OCR (Optical Character Recognition)
Extract text and structured content from images and PDF documents. Powered by Mistral OCR, this endpoint can understand complex document elements including tables, mathematical expressions, and multi-column layouts.
Endpoint
POST /proxy/v1/ocrRequest Body
| Parameter | Type | Required | Description |
|---|---|---|---|
document | object | Yes | The document to process (see Document Types below) |
model | string | No | Model to use. Default: mistral-ocr-latest |
id | string | No | Optional request identifier |
pages | array<integer> | No | Specific pages to process (0-indexed). Example: [0, 1, 2] |
include_image_base64 | boolean | No | Include extracted images as base64 in response |
image_limit | integer | No | Maximum number of images to extract |
image_min_size | integer | No | Minimum height/width of images to extract |
table_format | string | No | Table output format: "markdown" or "html" |
extract_header | boolean | No | Extract document headers separately.

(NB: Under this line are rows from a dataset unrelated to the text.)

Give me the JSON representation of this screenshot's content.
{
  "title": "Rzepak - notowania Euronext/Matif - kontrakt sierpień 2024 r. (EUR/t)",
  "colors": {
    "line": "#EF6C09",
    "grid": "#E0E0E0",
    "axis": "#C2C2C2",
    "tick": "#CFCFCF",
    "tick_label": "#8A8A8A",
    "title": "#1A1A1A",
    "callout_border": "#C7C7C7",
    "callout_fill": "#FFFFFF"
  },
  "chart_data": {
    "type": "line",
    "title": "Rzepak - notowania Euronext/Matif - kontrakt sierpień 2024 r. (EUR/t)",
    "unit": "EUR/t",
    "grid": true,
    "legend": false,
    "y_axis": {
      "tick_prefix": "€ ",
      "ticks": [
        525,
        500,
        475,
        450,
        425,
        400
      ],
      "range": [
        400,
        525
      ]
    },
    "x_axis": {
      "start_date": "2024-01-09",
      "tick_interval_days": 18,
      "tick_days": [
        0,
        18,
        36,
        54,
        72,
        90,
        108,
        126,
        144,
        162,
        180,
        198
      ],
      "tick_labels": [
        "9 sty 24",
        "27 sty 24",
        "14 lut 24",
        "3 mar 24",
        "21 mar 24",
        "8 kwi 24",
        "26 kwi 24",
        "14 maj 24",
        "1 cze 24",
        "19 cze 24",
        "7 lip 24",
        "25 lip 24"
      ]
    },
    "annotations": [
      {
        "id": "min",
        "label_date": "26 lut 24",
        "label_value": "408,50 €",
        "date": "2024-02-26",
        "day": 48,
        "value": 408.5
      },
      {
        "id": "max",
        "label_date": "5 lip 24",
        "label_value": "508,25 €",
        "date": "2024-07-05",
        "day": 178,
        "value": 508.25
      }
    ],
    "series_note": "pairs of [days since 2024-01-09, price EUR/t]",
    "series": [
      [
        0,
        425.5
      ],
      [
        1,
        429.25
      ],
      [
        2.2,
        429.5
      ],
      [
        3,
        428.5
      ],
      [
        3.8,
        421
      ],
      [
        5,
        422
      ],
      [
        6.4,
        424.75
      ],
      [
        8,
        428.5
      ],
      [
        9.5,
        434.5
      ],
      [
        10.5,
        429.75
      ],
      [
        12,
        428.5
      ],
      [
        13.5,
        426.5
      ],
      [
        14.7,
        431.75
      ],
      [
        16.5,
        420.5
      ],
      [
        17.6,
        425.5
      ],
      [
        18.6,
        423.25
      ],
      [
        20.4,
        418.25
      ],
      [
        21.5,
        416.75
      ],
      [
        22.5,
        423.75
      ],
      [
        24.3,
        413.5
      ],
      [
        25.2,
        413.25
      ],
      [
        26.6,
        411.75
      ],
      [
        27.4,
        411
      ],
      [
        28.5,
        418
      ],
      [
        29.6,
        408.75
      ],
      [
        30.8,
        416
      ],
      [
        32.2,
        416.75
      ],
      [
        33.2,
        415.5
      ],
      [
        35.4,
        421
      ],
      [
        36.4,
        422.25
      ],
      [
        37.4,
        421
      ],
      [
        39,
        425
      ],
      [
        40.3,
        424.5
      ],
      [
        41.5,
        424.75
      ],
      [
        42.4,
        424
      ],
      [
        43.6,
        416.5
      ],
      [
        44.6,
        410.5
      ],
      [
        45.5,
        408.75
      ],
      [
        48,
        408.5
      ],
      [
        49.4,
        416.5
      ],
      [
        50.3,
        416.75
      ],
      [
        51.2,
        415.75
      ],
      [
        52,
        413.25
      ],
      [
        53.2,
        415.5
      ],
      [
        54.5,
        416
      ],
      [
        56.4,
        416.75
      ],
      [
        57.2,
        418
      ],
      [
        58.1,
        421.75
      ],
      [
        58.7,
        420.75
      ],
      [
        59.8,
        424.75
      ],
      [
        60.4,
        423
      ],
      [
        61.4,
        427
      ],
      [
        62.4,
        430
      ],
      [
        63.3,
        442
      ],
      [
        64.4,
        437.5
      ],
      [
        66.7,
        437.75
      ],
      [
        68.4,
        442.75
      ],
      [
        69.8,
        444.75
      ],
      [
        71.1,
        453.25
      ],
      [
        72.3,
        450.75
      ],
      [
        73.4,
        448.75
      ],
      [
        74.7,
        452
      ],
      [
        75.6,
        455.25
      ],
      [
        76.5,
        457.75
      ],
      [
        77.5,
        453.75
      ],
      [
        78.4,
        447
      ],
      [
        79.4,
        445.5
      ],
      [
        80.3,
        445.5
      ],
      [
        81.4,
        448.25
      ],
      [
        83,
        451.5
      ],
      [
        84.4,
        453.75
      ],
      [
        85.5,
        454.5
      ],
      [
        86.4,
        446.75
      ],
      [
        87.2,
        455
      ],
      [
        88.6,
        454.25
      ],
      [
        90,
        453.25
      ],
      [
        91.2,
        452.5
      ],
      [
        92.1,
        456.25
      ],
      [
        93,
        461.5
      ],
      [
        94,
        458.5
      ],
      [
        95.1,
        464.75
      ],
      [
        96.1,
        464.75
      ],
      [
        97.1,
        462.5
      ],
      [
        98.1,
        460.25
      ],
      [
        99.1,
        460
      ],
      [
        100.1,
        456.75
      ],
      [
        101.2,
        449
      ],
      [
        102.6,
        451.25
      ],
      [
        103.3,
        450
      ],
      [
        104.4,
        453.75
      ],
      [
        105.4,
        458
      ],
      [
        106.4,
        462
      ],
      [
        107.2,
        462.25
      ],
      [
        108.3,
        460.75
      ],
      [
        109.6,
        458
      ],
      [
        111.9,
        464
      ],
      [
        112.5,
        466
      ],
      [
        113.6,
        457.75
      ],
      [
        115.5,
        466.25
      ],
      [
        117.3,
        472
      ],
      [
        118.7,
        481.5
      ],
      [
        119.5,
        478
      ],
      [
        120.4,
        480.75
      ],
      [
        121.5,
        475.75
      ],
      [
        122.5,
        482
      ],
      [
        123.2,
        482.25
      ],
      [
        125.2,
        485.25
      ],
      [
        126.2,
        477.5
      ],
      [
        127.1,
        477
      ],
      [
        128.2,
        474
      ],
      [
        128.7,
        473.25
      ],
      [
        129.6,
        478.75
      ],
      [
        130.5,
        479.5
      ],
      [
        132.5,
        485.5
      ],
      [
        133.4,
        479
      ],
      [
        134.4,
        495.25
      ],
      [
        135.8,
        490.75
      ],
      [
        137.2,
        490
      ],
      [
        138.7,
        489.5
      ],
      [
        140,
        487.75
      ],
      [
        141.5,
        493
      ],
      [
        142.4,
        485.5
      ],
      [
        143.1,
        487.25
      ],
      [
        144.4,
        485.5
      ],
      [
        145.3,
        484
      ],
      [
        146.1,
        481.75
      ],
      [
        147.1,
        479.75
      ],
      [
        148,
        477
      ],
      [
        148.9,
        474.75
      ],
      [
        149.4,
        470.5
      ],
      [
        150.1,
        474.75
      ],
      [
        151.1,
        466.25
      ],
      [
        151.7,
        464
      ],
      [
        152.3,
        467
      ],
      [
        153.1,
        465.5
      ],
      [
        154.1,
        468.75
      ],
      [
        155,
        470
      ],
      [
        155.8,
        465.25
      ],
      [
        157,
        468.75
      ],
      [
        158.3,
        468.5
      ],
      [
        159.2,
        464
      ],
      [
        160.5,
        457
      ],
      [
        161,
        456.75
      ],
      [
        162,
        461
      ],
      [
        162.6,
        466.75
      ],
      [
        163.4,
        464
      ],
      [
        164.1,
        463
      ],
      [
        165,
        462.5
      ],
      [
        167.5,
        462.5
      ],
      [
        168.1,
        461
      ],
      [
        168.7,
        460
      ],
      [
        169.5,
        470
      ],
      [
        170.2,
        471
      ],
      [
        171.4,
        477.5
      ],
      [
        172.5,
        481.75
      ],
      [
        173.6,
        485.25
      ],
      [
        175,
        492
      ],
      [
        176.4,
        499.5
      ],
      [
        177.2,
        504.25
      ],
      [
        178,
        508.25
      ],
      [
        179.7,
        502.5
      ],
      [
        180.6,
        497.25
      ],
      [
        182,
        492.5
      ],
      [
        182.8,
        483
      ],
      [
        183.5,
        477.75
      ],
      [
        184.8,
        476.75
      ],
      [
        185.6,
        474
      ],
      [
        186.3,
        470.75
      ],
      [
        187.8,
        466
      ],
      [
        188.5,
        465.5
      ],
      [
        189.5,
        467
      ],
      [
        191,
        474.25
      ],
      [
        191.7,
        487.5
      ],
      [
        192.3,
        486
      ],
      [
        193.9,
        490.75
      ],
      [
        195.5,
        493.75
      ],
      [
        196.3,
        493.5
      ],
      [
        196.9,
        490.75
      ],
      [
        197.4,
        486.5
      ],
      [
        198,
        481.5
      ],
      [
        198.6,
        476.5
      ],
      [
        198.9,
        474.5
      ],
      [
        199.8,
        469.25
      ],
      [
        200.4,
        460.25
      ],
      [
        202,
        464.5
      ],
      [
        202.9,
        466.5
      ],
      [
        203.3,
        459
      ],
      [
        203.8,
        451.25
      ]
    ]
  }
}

Default: false |
extract_footer | boolean | No | Extract document footers separately. Default: false |
document_annotation_format | object | No | Response format for document annotation (see Response Formats) |
bbox_annotation_format | object | No | Response format for bounding box annotation (see Response Formats) |
Document Types
Image URL
json
{
"document": {
"type": "image_url",
"image_url": "https://example.com/image.png"
}
}Document URL (PDF)
json
{
"document": {
"type": "document_url",
"document_url": "https://example.com/document.pdf"
}
}File ID (previously uploaded)
json
{
"document": {
"type": "file",
"file_id": "your_file_id_here"
}
}TIP
To process local files, first upload them to a publicly accessible URL (e.g., cloud storage) and use document_url or image_url.
Response Formats
Use these for document_annotation_format or bbox_annotation_format:
Text (default)
json
{ "type": "text" }JSON Object
json
{ "type": "json_object" }JSON Schema
json
{
"type": "json_schema",
"json_schema": { "your": "schema" }
}Example Request
bash
curl https://ai.hackclub.com/proxy/v1/ocr \
-H "Authorization: Bearer YOUR_API_KEY" \
-H "Content-Type: application/json" \
-d '{
"document": {
"type": "image_url",
"image_url": "https://example.com/receipt.png"
},
"table_format": "markdown"
}'Example Response
json
{
"model": "mistral-ocr-latest",
"pages": [
{
"index": 0,
"markdown": "# Invoice\n\nDate: 2024-01-15\n\n| Item | Quantity | Price |\n|------|----------|-------|\n| Widget | 5 | $10.00 |\n| Gadget | 2 | $25.00 |\n\n**Total: $100.00**",
"images": [],
"dimensions": {
"width": 800,
"height": 1200
}
}
],
"document_annotation": null,
"usage_info": {
"pages_processed": 1,
"doc_size_bytes": 102400
}
}Response Fields
| Field | Type | Description |
|---|---|---|
model | string | The model used for OCR |
pages | array | List of OCR results per page |
pages[].index | integer | Page index (0-based) |
pages[].markdown | string | Extracted content in Markdown format |
pages[].images | array | Extracted images with bounding boxes |
pages[].dimensions | object | Page dimensions (width, height) |
document_annotation | string|null | Formatted response if annotation format was specified |
usage_info | object | Usage information for the request |
Features
- Text Extraction: Preserves document structure including headers, paragraphs, and lists
- Table Recognition: Outputs tables in Markdown or HTML format
- Math Support: Handles mathematical expressions and LaTeX formatting
- Multi-language: Supports thousands of scripts and languages
- Image Extraction: Optionally extract embedded images with bounding boxes
- Structured Output: Use JSON schema for structured data extraction
Supported Formats
Images
- PNG, JPEG/JPG, AVIF, WebP, and more
Documents
- PDF, PPTX, DOCX, and more
Limitations
- Maximum file size: 50 MB
- Maximum pages: 1000 per request
- Character formatting (bold, italic, underline) is not preserved
- Footnotes and superscript text are preserved